Mire al nueve, al centroforward, el pescador del gol. Paciente como un orfebre tallando su creación. Él está allí, esperando el momento, furtivo entre los matorrales de la medialuna del área, aguardando que el rival baje la guardia. Que la defensa contraria se olvide de levantar la puerta del castillo impenetrable que es el arco. Feroces lo esperan las fauces del aguerrido full-back contrincante. Pero el nueve de área sabe aguardar su oportunidad, es el Guillermo Tell de este deporte. Una única oportunidad, dar en el blanco o la muerte. Preste atención también a los laterales, funcionan como un reloj suizo, uno baja el otro sube, simetría pura, coordinación exquisita. Un mecanismo perfecto, lanceros y escuderos a la vez. Atacan y defienden.  Una maquina maestra de herir y proteger.
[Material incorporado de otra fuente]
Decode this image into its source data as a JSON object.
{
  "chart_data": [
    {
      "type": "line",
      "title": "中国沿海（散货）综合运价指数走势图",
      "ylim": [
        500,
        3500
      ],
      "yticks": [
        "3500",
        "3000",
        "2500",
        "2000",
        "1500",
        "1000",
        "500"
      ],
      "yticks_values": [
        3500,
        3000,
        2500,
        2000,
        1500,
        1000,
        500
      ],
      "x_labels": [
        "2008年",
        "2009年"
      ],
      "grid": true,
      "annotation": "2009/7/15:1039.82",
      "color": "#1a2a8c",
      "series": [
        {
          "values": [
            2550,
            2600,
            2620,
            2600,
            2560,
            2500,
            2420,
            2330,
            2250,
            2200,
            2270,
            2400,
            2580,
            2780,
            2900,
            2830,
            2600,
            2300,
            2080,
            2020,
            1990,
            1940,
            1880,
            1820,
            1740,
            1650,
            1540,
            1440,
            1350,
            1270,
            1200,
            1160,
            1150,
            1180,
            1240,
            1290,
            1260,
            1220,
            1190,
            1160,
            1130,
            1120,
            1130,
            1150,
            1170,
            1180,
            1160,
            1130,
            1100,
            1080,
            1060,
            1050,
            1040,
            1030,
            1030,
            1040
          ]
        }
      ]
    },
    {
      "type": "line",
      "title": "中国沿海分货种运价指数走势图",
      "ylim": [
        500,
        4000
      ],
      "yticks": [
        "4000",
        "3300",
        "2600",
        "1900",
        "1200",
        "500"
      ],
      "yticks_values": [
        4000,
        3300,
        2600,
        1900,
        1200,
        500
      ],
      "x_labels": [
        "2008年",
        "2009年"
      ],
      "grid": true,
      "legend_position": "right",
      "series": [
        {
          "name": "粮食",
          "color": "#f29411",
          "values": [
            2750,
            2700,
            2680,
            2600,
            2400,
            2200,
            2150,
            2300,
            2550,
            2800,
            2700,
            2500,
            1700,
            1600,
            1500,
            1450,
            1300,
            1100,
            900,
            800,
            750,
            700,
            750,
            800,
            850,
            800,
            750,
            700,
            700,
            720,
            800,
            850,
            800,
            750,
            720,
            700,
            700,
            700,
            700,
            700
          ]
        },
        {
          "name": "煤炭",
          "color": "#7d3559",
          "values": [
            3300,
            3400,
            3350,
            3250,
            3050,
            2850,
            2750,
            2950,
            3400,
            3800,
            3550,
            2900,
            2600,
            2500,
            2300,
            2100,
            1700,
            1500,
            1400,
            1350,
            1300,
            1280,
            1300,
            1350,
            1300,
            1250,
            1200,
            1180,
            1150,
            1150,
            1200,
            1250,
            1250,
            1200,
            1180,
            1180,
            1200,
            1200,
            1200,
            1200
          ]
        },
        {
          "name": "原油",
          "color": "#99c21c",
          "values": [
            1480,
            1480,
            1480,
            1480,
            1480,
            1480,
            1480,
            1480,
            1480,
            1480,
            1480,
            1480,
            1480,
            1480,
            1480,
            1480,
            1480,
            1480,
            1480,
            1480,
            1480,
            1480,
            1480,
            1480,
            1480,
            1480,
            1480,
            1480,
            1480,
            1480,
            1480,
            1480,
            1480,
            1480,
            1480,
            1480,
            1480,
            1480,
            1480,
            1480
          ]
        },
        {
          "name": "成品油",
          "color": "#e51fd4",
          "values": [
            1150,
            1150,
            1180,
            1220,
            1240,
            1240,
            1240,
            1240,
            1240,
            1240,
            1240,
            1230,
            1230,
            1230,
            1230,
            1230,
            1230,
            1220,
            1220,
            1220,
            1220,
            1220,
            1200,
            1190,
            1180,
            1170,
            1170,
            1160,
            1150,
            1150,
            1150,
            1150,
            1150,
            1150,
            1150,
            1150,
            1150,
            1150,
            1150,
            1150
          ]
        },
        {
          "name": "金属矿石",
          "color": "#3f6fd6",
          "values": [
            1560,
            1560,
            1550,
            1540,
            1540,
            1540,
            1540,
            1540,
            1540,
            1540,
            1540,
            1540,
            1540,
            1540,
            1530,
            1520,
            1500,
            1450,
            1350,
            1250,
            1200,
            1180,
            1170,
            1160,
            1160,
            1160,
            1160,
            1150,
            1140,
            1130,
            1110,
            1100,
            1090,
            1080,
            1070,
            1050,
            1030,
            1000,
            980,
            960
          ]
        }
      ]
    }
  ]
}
Sublime posición.  Y no se me olvide, mi amigo, de los wings, cuanta sincronización, esas diagonales perfectas que ni siquiera Pedro Benoit cuando trazo en su cerebro los planos de la ciudad de la Plata se hubiera imaginado semejante cosa. Geometría pura

¿Y el cinco? ¿Qué me va a decir del dueño del medio? Cuantas épicas batallas hay sobre ese lomo. Si los rivales de solo verlo comienzan a temblar como una hoja seca en pleno otoño. El cinco es la Ilíada, es la Odisea. Es el bravo luchador que en cada pelota deja el alma y la vida. Es el ave fénix de las posiciones, muere y resucita en cada esférico luchado, porque en él deja la vida y en el equipo vuelve a la vida, recupera y aleja el peligro que sobrevuela el campo propio. Alguno osan llamarlo el mediocentro ¡pero déjese de joder! ¡Es el centro todo! El centro del universo del equipo, es a él a quien le llegan las pelotas de uno y otro arco. Es el  San Pedro que dice quién pasa y quién no por su campo. 

Y ahí bajo los tres palos, el arquero el Superman sin capa que vuela de poste a poste, ahogando los gritos rivales, sus manos han dibujado más sonrisas que un Walt Disney dibujando o  un Matt Groening si quiere ser algo más moderno, mi estimado. Dentro de esos gruesos guantes se encuentran esas manos, esas dos tenazas, esas manos que a veces evitan el sufrimiento y a veces lo acentúan. Las manos de Dante Alighieri han escrito la Divina Comedia, donde están el Infierno, el Purgatorio y el Paraíso. Curiosamente el arquero con sus manos también es capaz de crear esos contextos únicos, el Paraíso con sus salvadas, el Purgatorio con sus rebotes o rechazos cortos, y el mismísimo Infierno cuando sus manos no logran detener el tan preciado balón.

Y allá lo tiene al dos, al ríspido defensor. Mire como la revienta. Mire que patadura horrible qué es ¡Muerto! ¡Infeliz! Que picapiedra hijo de puta, por el amor de Dios. ¡Pero que mierda va a ser arte este boludo! Es tan rustico que ni siquiera lo puedo comparar con las pinturas rupestres de las cavernas.  Anda a picar rocas con los presos, bestia. Mire como le pega a los rivales, hermano. Mire que brutalidad viejo, anda a laburar levantando bolsas en el puerto, deforme. ¡Volvé a la cueva cavernícola!